I’ll digress and explain why. In Sept. 1994 I got an email from a friend of mine in Kuala Lumpur, Malaysia. He told me that VHS copies of HOOP DREAMS were available on the streets there for $2. Nothing hugely remarkable there – piracy is a huge problem worldwide, especially in Asia. What was noteworthy about it was the timing: this was a full two months before the film had been released publicly in theaters in the U.S.! The film had its world premiere only eight months earlier at the Sundance Film Festival. Since then it had only been shown publicly in a handful of film festivals. It was still a full year and a half before the film would be released on VHS to U.S. consumers!

It told me that someone had duplicated, sold, or given away copies that one of us filmmakers had originally sent on VHS as a screener to a festival, a distributor, or a Hollywood agent.   There were only a few possible explanations. Worst case scenario: someone had directly pirated their original VHS copy and sold it to Malaysians to make money. Best case scenario: someone shared their VHS copy with someone else who in turn pirated it to make money.

So today, with digital piracy even more commonplace, you can be sure I consciously limit who I give what to in the early stages of any film’s release. Will it wholly prevent piracy? Of course not. But I like to think it slows it down.
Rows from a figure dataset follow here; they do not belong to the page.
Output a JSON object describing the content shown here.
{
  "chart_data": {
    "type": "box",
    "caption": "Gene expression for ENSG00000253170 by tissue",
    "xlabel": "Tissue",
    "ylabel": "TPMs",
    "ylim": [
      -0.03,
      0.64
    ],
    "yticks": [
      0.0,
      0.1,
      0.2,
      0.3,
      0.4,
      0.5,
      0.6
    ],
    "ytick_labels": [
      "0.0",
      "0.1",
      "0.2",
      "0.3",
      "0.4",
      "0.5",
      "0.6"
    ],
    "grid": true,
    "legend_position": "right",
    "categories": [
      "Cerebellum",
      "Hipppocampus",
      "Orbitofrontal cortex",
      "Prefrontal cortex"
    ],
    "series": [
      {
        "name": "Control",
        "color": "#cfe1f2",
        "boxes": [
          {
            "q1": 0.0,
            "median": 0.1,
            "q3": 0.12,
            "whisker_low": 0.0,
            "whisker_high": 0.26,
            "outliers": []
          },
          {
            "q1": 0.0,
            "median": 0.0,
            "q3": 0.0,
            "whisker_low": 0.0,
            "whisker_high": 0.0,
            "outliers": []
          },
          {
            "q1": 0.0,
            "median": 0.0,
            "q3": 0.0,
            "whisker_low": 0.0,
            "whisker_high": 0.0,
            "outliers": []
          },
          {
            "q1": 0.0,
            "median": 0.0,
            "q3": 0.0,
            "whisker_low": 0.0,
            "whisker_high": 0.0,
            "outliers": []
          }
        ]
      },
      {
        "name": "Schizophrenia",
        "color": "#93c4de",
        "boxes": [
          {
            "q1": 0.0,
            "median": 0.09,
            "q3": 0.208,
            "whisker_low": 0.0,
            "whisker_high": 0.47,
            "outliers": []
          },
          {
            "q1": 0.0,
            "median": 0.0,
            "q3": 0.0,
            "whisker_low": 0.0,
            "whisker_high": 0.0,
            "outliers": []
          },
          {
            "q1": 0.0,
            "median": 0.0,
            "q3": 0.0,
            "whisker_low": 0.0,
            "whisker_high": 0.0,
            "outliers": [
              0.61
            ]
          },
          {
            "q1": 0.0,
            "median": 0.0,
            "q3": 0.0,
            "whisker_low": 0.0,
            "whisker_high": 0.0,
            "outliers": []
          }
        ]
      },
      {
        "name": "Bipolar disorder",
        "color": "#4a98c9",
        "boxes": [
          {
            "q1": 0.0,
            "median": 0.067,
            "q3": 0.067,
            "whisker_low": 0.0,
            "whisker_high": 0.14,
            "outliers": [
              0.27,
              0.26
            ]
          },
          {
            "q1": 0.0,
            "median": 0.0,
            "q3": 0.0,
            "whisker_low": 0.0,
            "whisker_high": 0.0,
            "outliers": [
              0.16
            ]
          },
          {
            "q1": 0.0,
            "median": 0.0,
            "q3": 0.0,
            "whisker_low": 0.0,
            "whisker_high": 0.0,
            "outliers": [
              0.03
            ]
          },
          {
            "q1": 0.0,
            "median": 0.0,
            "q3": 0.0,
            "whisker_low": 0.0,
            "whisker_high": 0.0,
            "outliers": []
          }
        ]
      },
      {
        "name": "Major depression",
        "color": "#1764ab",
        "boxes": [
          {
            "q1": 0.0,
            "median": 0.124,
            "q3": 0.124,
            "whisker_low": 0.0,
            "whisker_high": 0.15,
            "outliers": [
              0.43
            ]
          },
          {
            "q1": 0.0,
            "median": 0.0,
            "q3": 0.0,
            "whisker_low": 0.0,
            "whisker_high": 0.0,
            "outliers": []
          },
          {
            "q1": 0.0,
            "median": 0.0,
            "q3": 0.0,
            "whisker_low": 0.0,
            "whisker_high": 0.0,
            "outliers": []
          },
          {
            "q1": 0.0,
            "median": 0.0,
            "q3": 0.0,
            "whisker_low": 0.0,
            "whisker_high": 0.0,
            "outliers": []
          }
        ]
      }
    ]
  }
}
So it was my fault she lost the DVD because I hadn’t given her a quality, boxed screener. Many people when feeling defensive will attack. This is true universally but perhaps nowhere more so than in New York City. And attack she did. She started pressing me for details on where the film had shown to date: which theaters, when, for how long? Then she pressed me on how much money I had to spend. “We’ve done P&A for as little as $30,000 but we’ve done releases for many hundreds of thousands. I need to know your budget.” I told her I didn’t have a budget. I told her I paid $3500 for a service release in Canada. I told her I thought it made more sense for her to watch the film and give me a price breakdown of what services she thought she might be able to provide.

She kept pressing me to tell her how much money I had to spend. At that point I said, “This is far more trouble than it’s worth. Have a nice evening.” I hung up.

Yech. I felt like I had bat guano dropped on me. By a vampire.

What’s instructive about this encounter to me is how emblematic it is. Not only of the bottom feeding film distribution business, but of the economic culture as a whole. Vampire service distributors like these, because they wrongly believe they control the distribution capacity of films, feel like YOU are in THEIR service. Yup, you’re there to serve them. You serve them your money and your film and they “pay you” with audiences.

This inversion of economic logic reminds me of an article I read once about WalMart. Walmart has also effectively inverted traditional market logic. Because they are such a huge retailer of products – accounting, if I remember correctly, for about half of all things sold in the U.S. today, period – they can dictate prices to the producers who sell their products to them. “You either deliver this product to us at this price point or forget it.” In non-monopoly environments of course the equation is reversed: the seller usually sets the price. If the buyer doesn’t want it at that price too bad – the seller will sell to other buyers. But in today’s retail environment there are no other buyers, not with the reach and clout of WalMart. They put such downward pressure on prices that they singlehandedly are much to blame for the sweatshop pay and conditions of many Chinese laborers.

Hmmm, bottom feeders… Maybe not a bad name for WalMart either.